— А это потому что нужно сестре больше внимания уделять, тогда и в курсе событий будешь. Она вот так замуж соберется, а ты снова скажешь: как я все пропустил, — упрекнула мать.
— Да, мама. Или другу надо было больше внимания уделять.
— И другу тоже, — кивнула Юлия Сергеевна
— Мы потом поговорим, позже, — предупредил Дима, открывая дверцу авто.
— Не стоит. И аппетит у меня что-то пропал. — Снова бросив на Крапивина колкий взгляд, уселась в салон.
По дороге в «одно тихое место» Катя не проронила ни слова, первые минуты в ресторане — тоже. Только к официанту обратилась, высказывая свои пожелания.
— Ты так и будешь молчать? — наконец поинтересовался Дима.
Катя отпила вино, словно хотела, чтобы оно помогло проглотить язвительные слова, которые так и рвались с языка.
— Салат вкусный. Такая зелень хрустящая, прямо на удивление. Как я люблю.
— Катя.
— И вино хорошее. Я как-то сухое не очень, но это приятное. Мягкое.
— Катя.
— Что тебе еще сказать? — надменно взглянула на него.
— Ты можешь обижаться, но я сделал это для твоей же безопасности.
— Я просила тебя не рассказывать отцу, можно было обойтись без этого.
— Сегодня просто царапина, завтра с вылетом на встречку.
— И чего ты добился? Я не хочу ездить с водителем и быть под колпаком, значит буду мотаться по городу на такси, вот и все.

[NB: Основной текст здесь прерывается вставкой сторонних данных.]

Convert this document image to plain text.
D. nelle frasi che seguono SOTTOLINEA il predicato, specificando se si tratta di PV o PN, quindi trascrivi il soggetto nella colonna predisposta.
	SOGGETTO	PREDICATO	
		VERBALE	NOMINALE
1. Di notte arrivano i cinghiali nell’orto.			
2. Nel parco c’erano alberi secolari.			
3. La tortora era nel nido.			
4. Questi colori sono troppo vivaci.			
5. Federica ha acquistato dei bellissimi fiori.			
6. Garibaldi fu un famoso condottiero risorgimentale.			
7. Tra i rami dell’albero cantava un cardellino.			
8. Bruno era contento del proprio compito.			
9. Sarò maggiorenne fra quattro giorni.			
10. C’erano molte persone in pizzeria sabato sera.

— Нельзя быть такой беспечной.
— Да ладно, — как будто устало вздохнула она, — что мы все обо мне. Не переживай за мои обиженные чувства. Не волнуйся за то, что я попросила, а ты наплевал на мою просьбу и сделал по-своему. Не обращай внимания на мои неудобства, зачем тебе об этом заботиться.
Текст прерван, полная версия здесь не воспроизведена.